Abelardo de la Espriella gana la presidencia por haber sabido encarnar con habilidad mediática, un discurso extremo y un carisma sobresaliente, la oposición política. No hay sorpresa en que el candidato que actuó con la misma beligerancia, la misma apelación primaria a las multitudes y el mismo discurso grandilocuente y populista del presidente de la República, que era en realidad el candidato a derrotar, haya ganado la elección. La moderación fue la principal víctima del debate.
De la Espriella gana la presidencia con una mínima participación parlamentaria. 4 senadores y un representante, de un pequeño partido de la más extrema derecha que tuvo el olfato de unirse a esa causa. Así que el presidente electo tiene que buscar un acuerdo con los partidos políticos con representación en el Congreso, distintos del Pacto Histórico, que en su mayoría ya se habían acercado a su candidatura.
Más que la búsqueda de un acuerdo nacional con los perdedores, lo que se revive es el esquema gobierno-oposición de tiempos de Virgilio Barco, que es como funciona la política en todas partes
Es imperativa la construcción de una coalición de gobierno que enfrente al principal grupo de congresistas, que son la bancada del Pacto Histórico, y la oposición beligerante que se vendrá, encabezada desde el mismo Parlamento por su candidato derrotado en las urnas, quien recibirá una curul en el senado, e impulsada desde la calle por Gustavo Petro, quien recupera su total libertad para la intemperancia verbal y conceptual que lo hicieron tan notorio como presidente.
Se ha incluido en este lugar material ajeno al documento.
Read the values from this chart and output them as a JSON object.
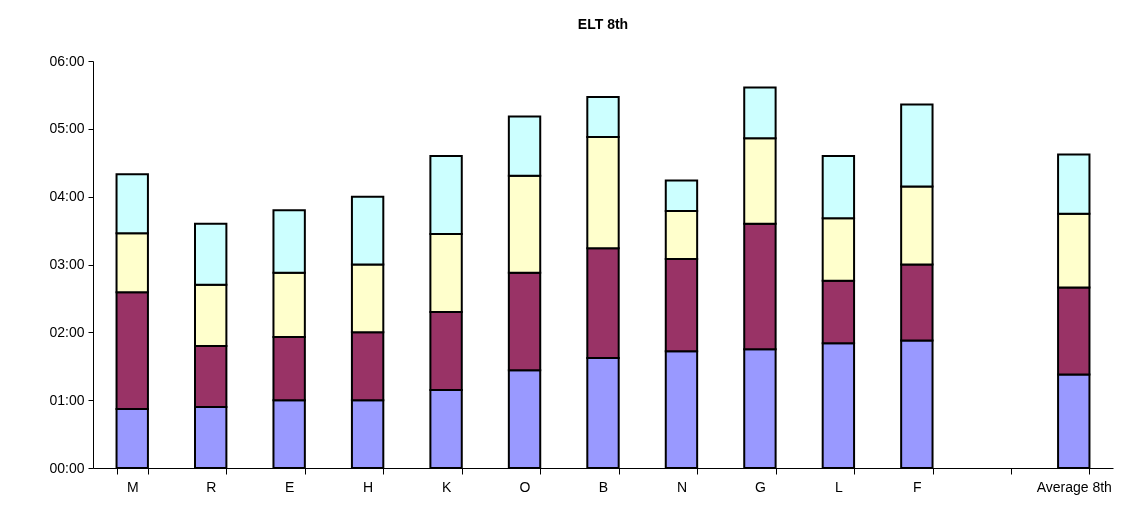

Socio principal de esa coalición, el Centro Democrático, segunda fuerza en el Parlamento, que tendrá seguramente una fuerte representación en el gabinete, impulsada desde la calle por Álvaro Uribe. Lo cual significa, como le dice en el Gatopardo, Tancredi el joven aristócrata siciliano a su tío el príncipe de Salina para justificar su apoyo a Garibaldi contra los borbones de quienes han sido fieles súbditos "Si queremos que todo siga como está, es necesario que todo cambie".
Es fácil hacer la autopsia de la campaña, que es un ejercicio parecido al que hacen los aficionados al fútbol, después del partido, para reconstruir los errores cometidos por los jugadores. En el campo del Pacto Histórico pudieron haber tenido un mejor candidato. Más parecido en su estilo al presidente Petro, con más carisma, fogosidad y capacidad para transmitir el mensaje de continuidad que Iván Cepeda. La popularidad interna de Iván Cepeda en el petrismo se disparó por haber logrado la condena penal de Álvaro Uribe (que después se revocó), sin que se hubieran percibido en su momento sus debilidades como candidato.
En la otra orilla el proceso de selección del candidato del Centro democrático fue muy accidentado, luego del infame asesinato de Miguel Uribe Turbay, quien era una carta ganadora. Álvaro Uribe no aceptó la participación de Abelardo de la Espriella en la encuesta que se hizo para escoger candidato y Paloma Valencia fue elegida sin contar con la necesaria solidaridad interna. Ella acertó en participar en la Gran Consulta por Colombia, pero se equivocó en la escogencia de su candidato a la vicepresidencia. Juan Daniel Oviedo le espantó los votos del uribismo y su cercanía excesiva a Uribe le espantó los votos de centro.
Sobre esas circunstancias se disparó la candidatura de Abelardo de la Espriella, cuya campaña tuvo el uso efectivo de redes sociales y la imaginación publicitaria de que carecieron todas las demás. Gana una forma mediática de hacer política más cerca de la farándula que de la sustancia. Le toca ahora al presidente electo aterrizar en las exigencias de la gobernabilidad y convertir su Patria Milagro en acciones de reconciliación nacional, su extremismo en moderación, sus promesas en realidades. Con la iluminación del Señor de los Milagros de Buga, que tuvo tanto que ver en ese triunfo.